Quand on grandit sous le regard attentif de l’un des vignerons les plus célèbres de Napa, la passion du vin peut naître très tôt — ce fut le cas de Violet Grgich. Son père, Miljenko « Mike » Grgich, membre du Vintners Hall of Fame, l’a encouragée à passer les étés de sa jeunesse au domaine. Elle a étudié à l’Université de Californie à Davis, où elle a obtenu une licence en musique tout en suivant des cours de biologie, de chimie et d’œnologie. Après l’obtention de son diplôme, elle est retournée à Grgich Hills pour poursuivre sa formation dans le secteur du vin, en découvrant auprès de son père le fonctionnement quotidien du domaine. Elle a ensuite obtenu un Master of Music en clavecin à l’Indiana University avant de rejoindre le domaine à temps plein en 1988. Aujourd’hui, elle est responsable de la gestion quotidienne du domaine, ainsi que des ventes et du marketing.
1. Comment était-ce de grandir avec votre père, Miljenko « Mike » Grgich ?

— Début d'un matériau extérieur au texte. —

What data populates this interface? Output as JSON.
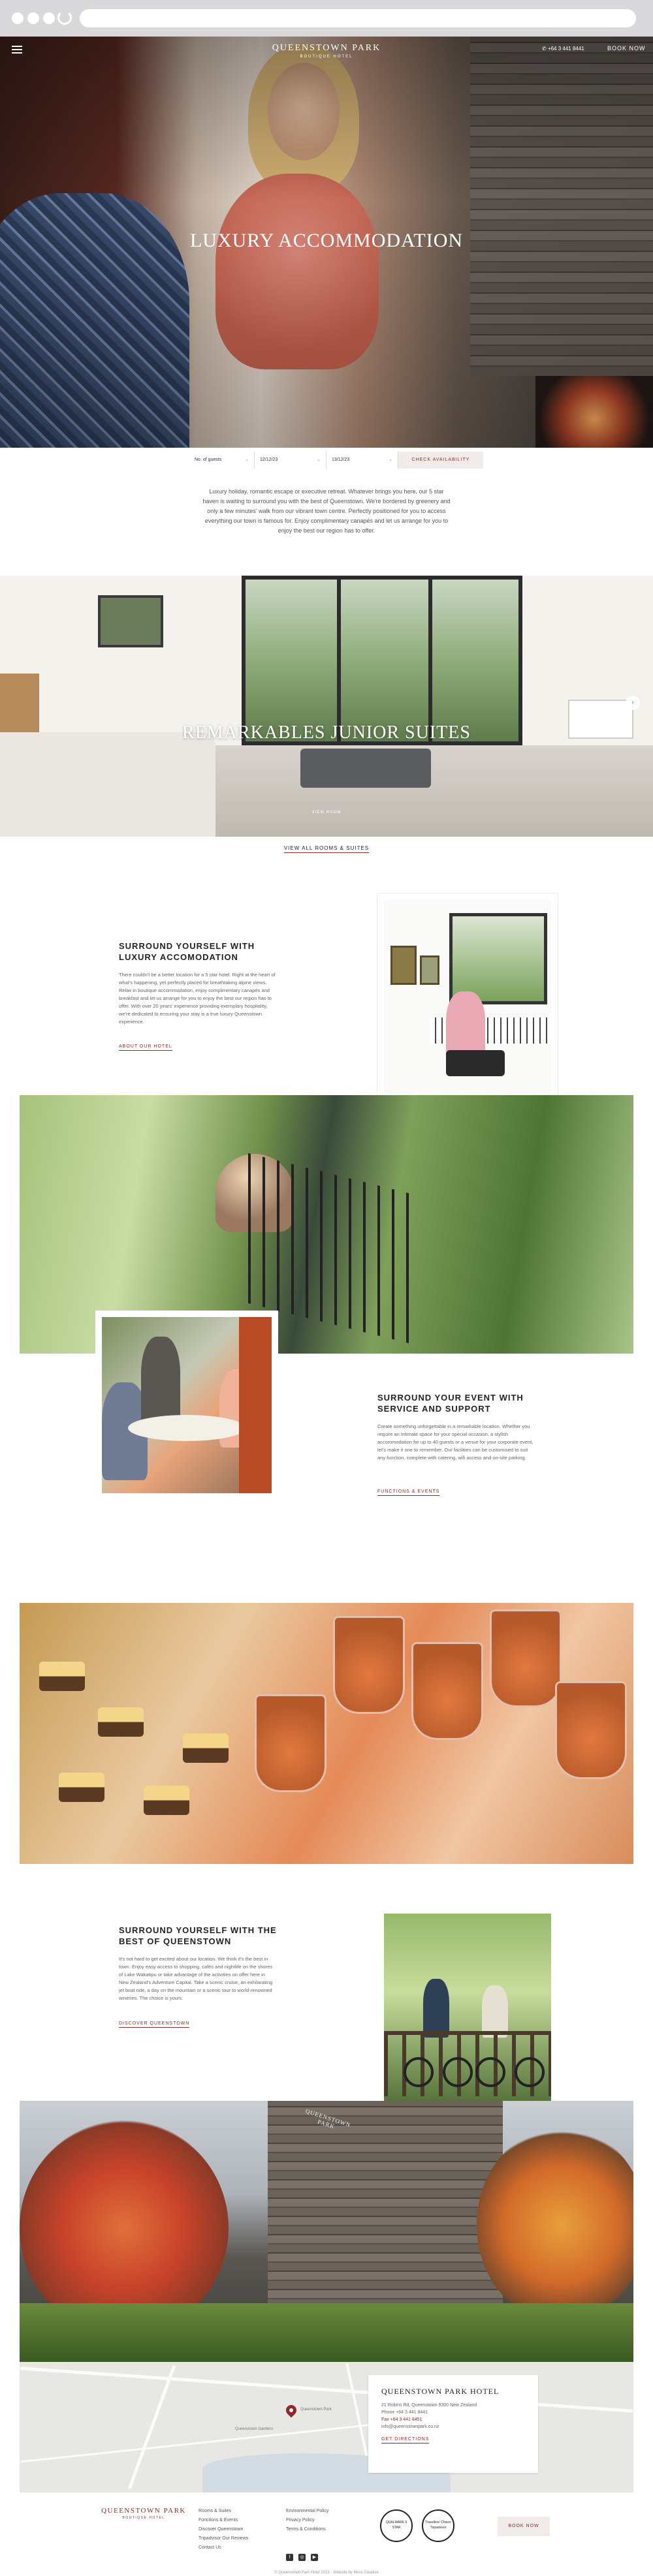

Dès que j’ai su marcher, mon père m’emmenait avec lui le week-end dans tous les domaines où il travaillait. Quand nous avons fondé Grgich Hills, il tenait à ce que j’apprenne le métier comme il faut. J’ai donc pratiquement grandi au domaine et joué dans les vignes. C’était très naturel.
2. Le vin occupait-il une place importante dans votre vie dès le plus jeune âge ? De quelle manière ?
J’ai occupé tous les postes au domaine depuis 1977, du travail en cave et au laboratoire jusqu’à la comptabilité et l’accueil des visiteurs dans la salle de dégustation. J’ai officiellement rejoint le domaine à temps plein en 1988, ce qui fait 22 ans à temps plein. Mais chut, ne le dites à personne !
3. Selon vous, que faut-il pour gérer une marque avec succès et le rester sur le marché concurrentiel d’aujourd’hui ?
J’ai eu le privilège de travailler dans toutes les facettes de cette activité, en commençant très jeune à la cave et au laboratoire, puis dans la salle de dégustation, les ventes et la comptabilité. Au fil des années, j’ai pu voir de près ce qu’il faut pour qu’un domaine prospère fonctionne harmonieusement. En tant que domaine et famille, nous comprenons la nécessité de nous adapter et d’innover tout en restant fidèles à nos valeurs. Ces valeurs nous viennent de mon père, à qui son propre père disait : « Chaque jour, fais de ton mieux, apprends quelque chose de nouveau et fais-toi un ami. » Nous faisons tous vivre ces valeurs au quotidien, avec engagement personnel, professionnalisme et passion. C’est ainsi que l’on construit le succès et un héritage durable, non seulement aujourd’hui, mais aussi pour de nombreuses générations à venir.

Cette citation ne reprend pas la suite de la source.